Le Harlem Shake, danse ridicule dans laquelle les acteurs se déguisent et imitent des actes sexuels, a fait le tour du monde sur Internet avec des dizaines de versions différentes cumulant des dizaines de millions de vues.

Soutien massif sur Facebook

«Le ministère de l'Education a demandé d'ouvrir une enquête et va prendre les mesures qui s'imposent», s'est emporté dimanche à la radio Mosaïque FM le ministre Abdellatif Abid, évoquant d'éventuelles «expulsions» d'élèves ou «licenciement» du personnel éducatif.
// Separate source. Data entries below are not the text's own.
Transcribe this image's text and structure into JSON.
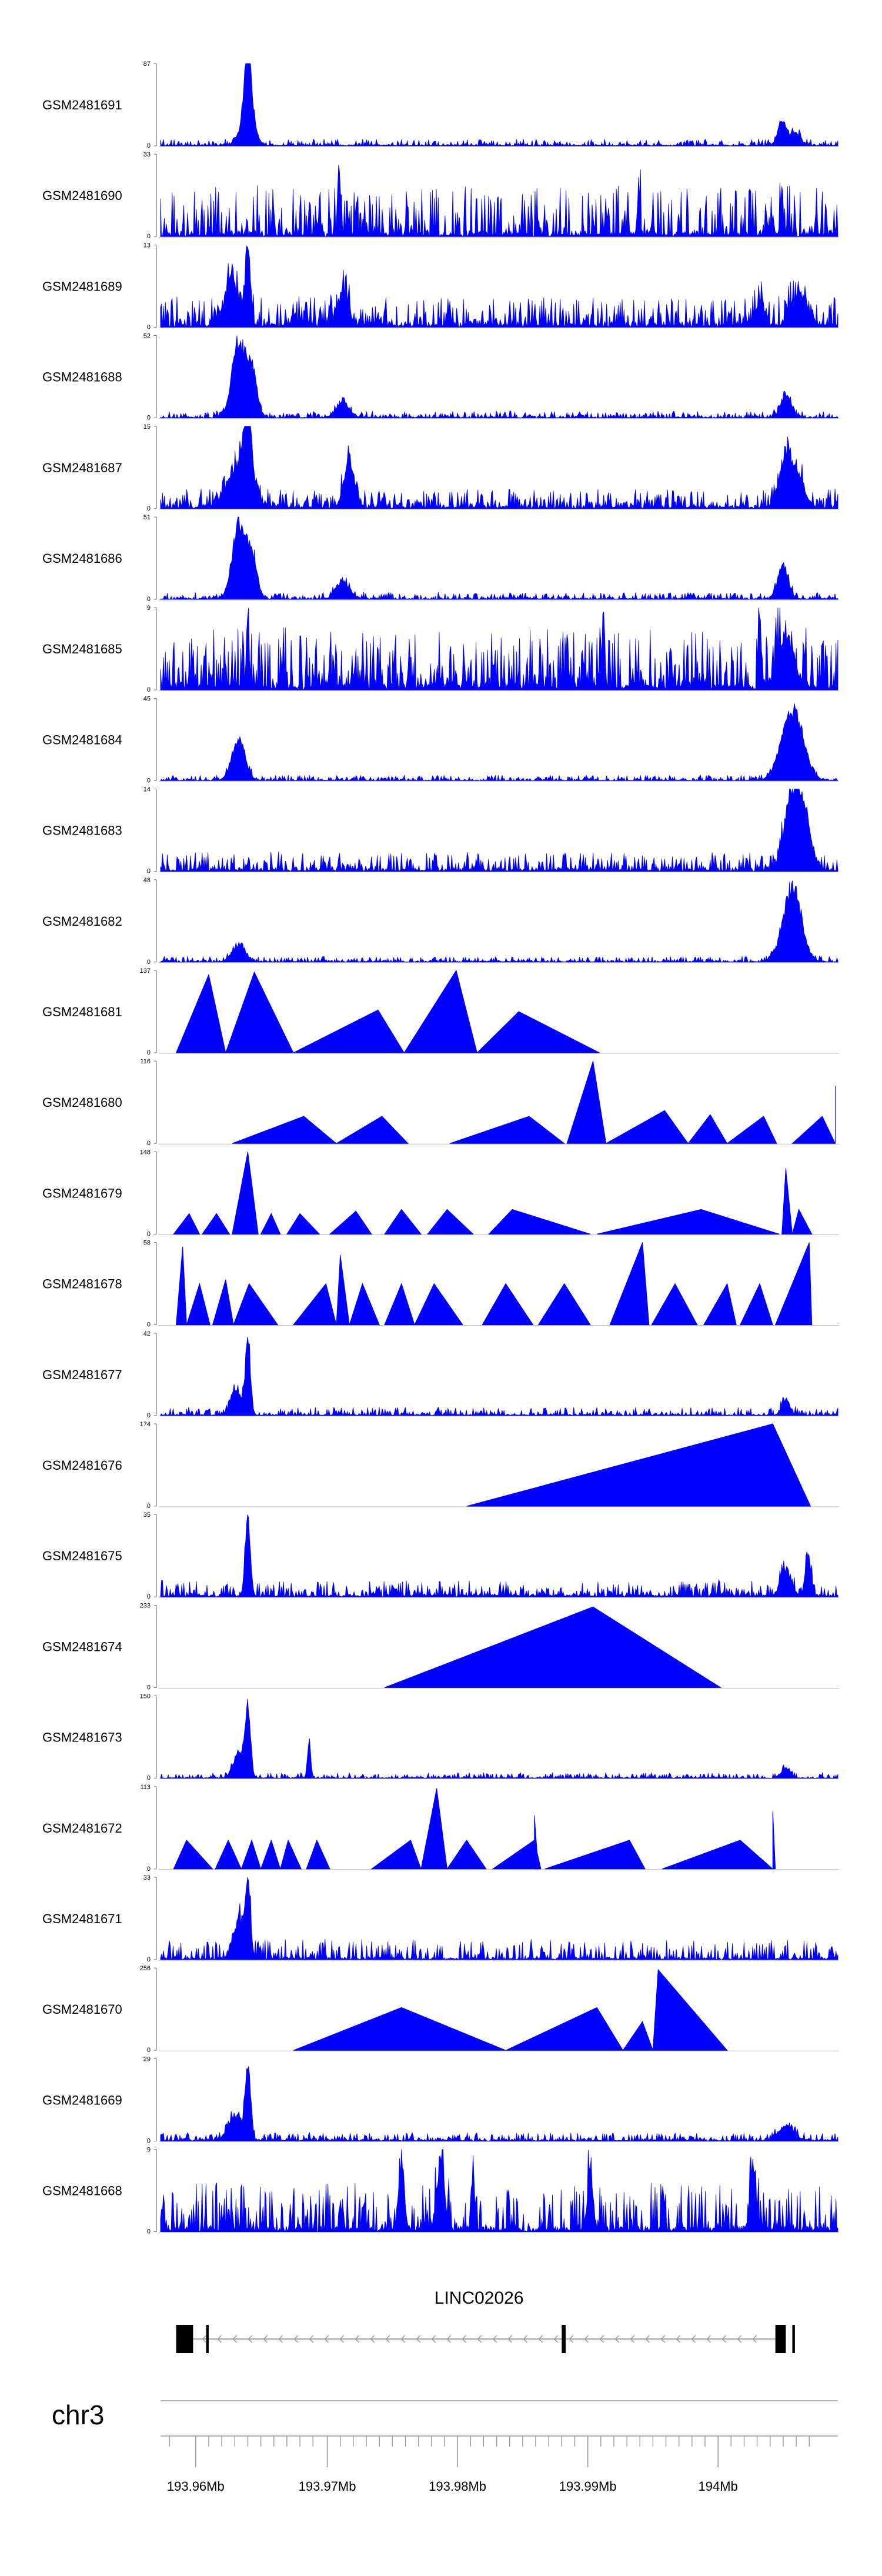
{
  "chart_data": {
    "type": "area",
    "genome_range": [
      193.955,
      194.007
    ],
    "track_color": "#0000ff",
    "tracks": [
      {
        "name": "GSM2481691",
        "ymax": 87,
        "ymin": 0,
        "pattern": "peaks",
        "seed": 11,
        "density": 180,
        "base": 0.05,
        "peaks": [
          [
            193.9617,
            1.0,
            0.00025
          ],
          [
            193.9617,
            0.45,
            0.0005
          ],
          [
            194.0027,
            0.3,
            0.0003
          ],
          [
            194.0037,
            0.18,
            0.0004
          ]
        ]
      },
      {
        "name": "GSM2481690",
        "ymax": 33,
        "ymin": 0,
        "pattern": "spiky",
        "seed": 12,
        "density": 24,
        "base": 0.62,
        "peaks": [
          [
            193.9687,
            1.0,
            0.00012
          ],
          [
            193.9917,
            0.65,
            0.0001
          ],
          [
            194.0027,
            0.65,
            0.0001
          ]
        ]
      },
      {
        "name": "GSM2481689",
        "ymax": 13,
        "ymin": 0,
        "pattern": "peaks",
        "seed": 13,
        "density": 170,
        "base": 0.22,
        "peaks": [
          [
            193.9617,
            1.0,
            0.0002
          ],
          [
            193.9605,
            0.55,
            0.0006
          ],
          [
            193.969,
            0.45,
            0.0004
          ],
          [
            194.001,
            0.35,
            0.0003
          ],
          [
            194.004,
            0.4,
            0.0006
          ]
        ]
      },
      {
        "name": "GSM2481688",
        "ymax": 52,
        "ymin": 0,
        "pattern": "peaks",
        "seed": 14,
        "density": 180,
        "base": 0.05,
        "peaks": [
          [
            193.961,
            1.0,
            0.0005
          ],
          [
            193.962,
            0.6,
            0.0004
          ],
          [
            193.969,
            0.2,
            0.0005
          ],
          [
            194.003,
            0.3,
            0.0004
          ]
        ]
      },
      {
        "name": "GSM2481687",
        "ymax": 15,
        "ymin": 0,
        "pattern": "peaks",
        "seed": 15,
        "density": 170,
        "base": 0.14,
        "peaks": [
          [
            193.9617,
            1.0,
            0.0003
          ],
          [
            193.961,
            0.55,
            0.0009
          ],
          [
            193.9695,
            0.65,
            0.0004
          ],
          [
            194.003,
            0.7,
            0.0005
          ],
          [
            194.004,
            0.35,
            0.0005
          ]
        ]
      },
      {
        "name": "GSM2481686",
        "ymax": 51,
        "ymin": 0,
        "pattern": "peaks",
        "seed": 16,
        "density": 180,
        "base": 0.05,
        "peaks": [
          [
            193.961,
            1.0,
            0.0005
          ],
          [
            193.962,
            0.55,
            0.0004
          ],
          [
            193.969,
            0.25,
            0.0005
          ],
          [
            194.0028,
            0.45,
            0.0004
          ]
        ]
      },
      {
        "name": "GSM2481685",
        "ymax": 9,
        "ymin": 0,
        "pattern": "peaks",
        "seed": 17,
        "density": 170,
        "base": 0.45,
        "peaks": [
          [
            193.9617,
            1.0,
            0.0001
          ],
          [
            193.989,
            1.0,
            0.0001
          ],
          [
            194.001,
            0.9,
            0.0001
          ],
          [
            194.003,
            0.7,
            0.0006
          ]
        ]
      },
      {
        "name": "GSM2481684",
        "ymax": 45,
        "ymin": 0,
        "pattern": "peaks",
        "seed": 18,
        "density": 180,
        "base": 0.04,
        "peaks": [
          [
            193.961,
            0.55,
            0.0005
          ],
          [
            194.0035,
            1.0,
            0.0008
          ]
        ]
      },
      {
        "name": "GSM2481683",
        "ymax": 14,
        "ymin": 0,
        "pattern": "peaks",
        "seed": 19,
        "density": 180,
        "base": 0.14,
        "peaks": [
          [
            194.0035,
            1.0,
            0.0006
          ],
          [
            194.0045,
            0.55,
            0.0005
          ]
        ]
      },
      {
        "name": "GSM2481682",
        "ymax": 48,
        "ymin": 0,
        "pattern": "peaks",
        "seed": 20,
        "density": 180,
        "base": 0.04,
        "peaks": [
          [
            193.961,
            0.22,
            0.0005
          ],
          [
            194.0035,
            1.0,
            0.0007
          ]
        ]
      },
      {
        "name": "GSM2481681",
        "ymax": 137,
        "ymin": 0,
        "pattern": "triangles",
        "seed": 21,
        "triangles": [
          [
            193.9562,
            193.9587,
            193.96,
            0.95
          ],
          [
            193.96,
            193.9622,
            193.9652,
            0.98
          ],
          [
            193.9652,
            193.9717,
            193.9737,
            0.52
          ],
          [
            193.9737,
            193.9777,
            193.9793,
            1.0
          ],
          [
            193.9793,
            193.9825,
            193.9887,
            0.5
          ]
        ]
      },
      {
        "name": "GSM2481680",
        "ymax": 116,
        "ymin": 0,
        "pattern": "triangles",
        "seed": 22,
        "triangles": [
          [
            193.9605,
            193.966,
            193.9685,
            0.33
          ],
          [
            193.9685,
            193.972,
            193.974,
            0.33
          ],
          [
            193.9772,
            193.9833,
            193.986,
            0.33
          ],
          [
            193.9862,
            193.9882,
            193.9892,
            1.0
          ],
          [
            193.9892,
            193.9937,
            193.9955,
            0.4
          ],
          [
            193.9955,
            193.9972,
            193.9985,
            0.35
          ],
          [
            193.9985,
            194.0013,
            194.0023,
            0.33
          ],
          [
            194.0035,
            194.0058,
            194.0068,
            0.33
          ],
          [
            194.0068,
            194.0068,
            194.0068,
            0.7
          ]
        ]
      },
      {
        "name": "GSM2481679",
        "ymax": 148,
        "ymin": 0,
        "pattern": "triangles",
        "seed": 23,
        "triangles": [
          [
            193.956,
            193.9572,
            193.958,
            0.25
          ],
          [
            193.9582,
            193.9593,
            193.9603,
            0.25
          ],
          [
            193.9605,
            193.9617,
            193.9625,
            1.0
          ],
          [
            193.9627,
            193.9635,
            193.9642,
            0.25
          ],
          [
            193.9647,
            193.9657,
            193.9672,
            0.25
          ],
          [
            193.968,
            193.97,
            193.9712,
            0.28
          ],
          [
            193.9722,
            193.9735,
            193.975,
            0.3
          ],
          [
            193.9755,
            193.977,
            193.979,
            0.3
          ],
          [
            193.9802,
            193.982,
            193.988,
            0.3
          ],
          [
            193.9885,
            193.9965,
            194.0025,
            0.3
          ],
          [
            194.0027,
            194.003,
            194.0035,
            0.8
          ],
          [
            194.0035,
            194.004,
            194.005,
            0.3
          ]
        ]
      },
      {
        "name": "GSM2481678",
        "ymax": 58,
        "ymin": 0,
        "pattern": "triangles",
        "seed": 24,
        "triangles": [
          [
            193.9562,
            193.9567,
            193.957,
            0.95
          ],
          [
            193.957,
            193.958,
            193.9588,
            0.5
          ],
          [
            193.959,
            193.96,
            193.9606,
            0.55
          ],
          [
            193.9606,
            193.9618,
            193.964,
            0.5
          ],
          [
            193.9652,
            193.9677,
            193.9685,
            0.5
          ],
          [
            193.9685,
            193.9688,
            193.9695,
            0.85
          ],
          [
            193.9695,
            193.9705,
            193.9718,
            0.5
          ],
          [
            193.9722,
            193.9735,
            193.9745,
            0.5
          ],
          [
            193.9745,
            193.976,
            193.9782,
            0.5
          ],
          [
            193.9797,
            193.9815,
            193.9836,
            0.5
          ],
          [
            193.984,
            193.986,
            193.988,
            0.5
          ],
          [
            193.9895,
            193.992,
            193.9925,
            1.0
          ],
          [
            193.9927,
            193.9945,
            193.9962,
            0.5
          ],
          [
            193.9967,
            193.9985,
            193.9992,
            0.5
          ],
          [
            193.9995,
            194.001,
            194.002,
            0.5
          ],
          [
            194.0022,
            194.0048,
            194.005,
            1.0
          ]
        ]
      },
      {
        "name": "GSM2481677",
        "ymax": 42,
        "ymin": 0,
        "pattern": "peaks",
        "seed": 25,
        "density": 180,
        "base": 0.06,
        "peaks": [
          [
            193.9617,
            1.0,
            0.0002
          ],
          [
            193.9608,
            0.35,
            0.0004
          ],
          [
            194.003,
            0.22,
            0.0003
          ]
        ]
      },
      {
        "name": "GSM2481676",
        "ymax": 174,
        "ymin": 0,
        "pattern": "triangles",
        "seed": 26,
        "triangles": [
          [
            193.9785,
            194.002,
            194.003,
            1.0
          ],
          [
            194.002,
            194.002,
            194.0049,
            1.0
          ]
        ]
      },
      {
        "name": "GSM2481675",
        "ymax": 35,
        "ymin": 0,
        "pattern": "peaks",
        "seed": 27,
        "density": 170,
        "base": 0.12,
        "peaks": [
          [
            193.9617,
            1.0,
            0.0002
          ],
          [
            194.003,
            0.35,
            0.0004
          ],
          [
            194.0047,
            0.6,
            0.0002
          ]
        ]
      },
      {
        "name": "GSM2481674",
        "ymax": 233,
        "ymin": 0,
        "pattern": "triangles",
        "seed": 28,
        "triangles": [
          [
            193.9722,
            193.9882,
            193.998,
            0.98
          ]
        ]
      },
      {
        "name": "GSM2481673",
        "ymax": 150,
        "ymin": 0,
        "pattern": "peaks",
        "seed": 29,
        "density": 170,
        "base": 0.04,
        "peaks": [
          [
            193.9617,
            1.0,
            0.0002
          ],
          [
            193.961,
            0.35,
            0.0004
          ],
          [
            193.9664,
            0.5,
            0.00012
          ],
          [
            194.003,
            0.15,
            0.0003
          ]
        ]
      },
      {
        "name": "GSM2481672",
        "ymax": 113,
        "ymin": 0,
        "pattern": "triangles",
        "seed": 30,
        "triangles": [
          [
            193.956,
            193.957,
            193.959,
            0.35
          ],
          [
            193.9592,
            193.9602,
            193.9612,
            0.35
          ],
          [
            193.9612,
            193.962,
            193.9627,
            0.35
          ],
          [
            193.9627,
            193.9635,
            193.9642,
            0.35
          ],
          [
            193.9642,
            193.9648,
            193.9658,
            0.35
          ],
          [
            193.9662,
            193.967,
            193.968,
            0.35
          ],
          [
            193.9712,
            193.9742,
            193.975,
            0.35
          ],
          [
            193.975,
            193.9762,
            193.977,
            0.98
          ],
          [
            193.977,
            193.9785,
            193.98,
            0.35
          ],
          [
            193.9805,
            193.9837,
            193.9842,
            0.35
          ],
          [
            193.9837,
            193.9837,
            193.984,
            0.65
          ],
          [
            193.9845,
            193.991,
            193.9922,
            0.35
          ],
          [
            193.9935,
            193.9995,
            194.002,
            0.35
          ],
          [
            194.002,
            194.002,
            194.0022,
            0.7
          ]
        ]
      },
      {
        "name": "GSM2481671",
        "ymax": 33,
        "ymin": 0,
        "pattern": "spiky",
        "seed": 31,
        "density": 80,
        "base": 0.25,
        "peaks": [
          [
            193.9617,
            1.0,
            0.0002
          ],
          [
            193.961,
            0.5,
            0.0004
          ]
        ]
      },
      {
        "name": "GSM2481670",
        "ymax": 256,
        "ymin": 0,
        "pattern": "triangles",
        "seed": 32,
        "triangles": [
          [
            193.9652,
            193.9735,
            193.9815,
            0.52
          ],
          [
            193.9815,
            193.9885,
            193.9905,
            0.52
          ],
          [
            193.9905,
            193.992,
            193.9928,
            0.35
          ],
          [
            193.9928,
            193.9932,
            193.9985,
            0.98
          ]
        ]
      },
      {
        "name": "GSM2481669",
        "ymax": 29,
        "ymin": 0,
        "pattern": "peaks",
        "seed": 33,
        "density": 180,
        "base": 0.06,
        "peaks": [
          [
            193.9617,
            1.0,
            0.0002
          ],
          [
            193.9607,
            0.35,
            0.0005
          ],
          [
            194.003,
            0.2,
            0.0006
          ]
        ]
      },
      {
        "name": "GSM2481668",
        "ymax": 9,
        "ymin": 0,
        "pattern": "spiky",
        "seed": 34,
        "density": 120,
        "base": 0.6,
        "peaks": [
          [
            193.9735,
            0.95,
            0.0002
          ],
          [
            193.9765,
            0.9,
            0.0003
          ],
          [
            193.979,
            1.0,
            0.0001
          ],
          [
            193.988,
            0.85,
            0.0002
          ],
          [
            194.0005,
            0.9,
            0.0002
          ]
        ]
      }
    ],
    "gene": {
      "name": "LINC02026",
      "strand": "-",
      "start": 193.9562,
      "end": 194.0027,
      "exons": [
        [
          193.9562,
          193.9575
        ],
        [
          193.9585,
          193.9587
        ],
        [
          193.9858,
          193.9861
        ],
        [
          194.0022,
          194.003
        ],
        [
          194.0035,
          194.0037
        ]
      ]
    },
    "axis": {
      "chromosome": "chr3",
      "tick_labels": [
        "193.96Mb",
        "193.97Mb",
        "193.98Mb",
        "193.99Mb",
        "194Mb"
      ],
      "major_ticks": [
        193.9577,
        193.9678,
        193.9778,
        193.9878,
        193.9978
      ],
      "minor_ticks": [
        193.9557,
        193.9587,
        193.9597,
        193.9607,
        193.9617,
        193.9627,
        193.9637,
        193.9647,
        193.9657,
        193.9667,
        193.9688,
        193.9698,
        193.9708,
        193.9718,
        193.9728,
        193.9738,
        193.9748,
        193.9758,
        193.9768,
        193.9788,
        193.9798,
        193.9808,
        193.9818,
        193.9828,
        193.9838,
        193.9848,
        193.9858,
        193.9868,
        193.9888,
        193.9898,
        193.9908,
        193.9918,
        193.9928,
        193.9938,
        193.9948,
        193.9958,
        193.9968,
        193.9988,
        193.9998,
        194.0008,
        194.0018,
        194.0028,
        194.0038,
        194.0048
      ]
    }
  }
}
Un mouvement de soutien à ces lycéens s'est immédiatement organisé sur Facebook, plus de 4600 personnes promettant de participer le 1er mars à un Harlem Shake de contestation devant le ministère de l'Education.

De nombreux jeunes relèvent sur ces pages que le ministère n'a jamais diligenté d'enquête lorsque des groupes de salafistes ont investi des universités ou des lycées, drapeaux noirs à la main, pour faire du prosélytisme.

Islamisation de la société

L'opposition laïque tunisienne accuse régulièrement le parti islamiste Ennahda, qui dirige le gouvernement d'organiser une islamisation rampante de la société. Le ministre de l'Education est cependant issu d'Ettakatol, parti séculier de centre-gauche allié à Ennahda.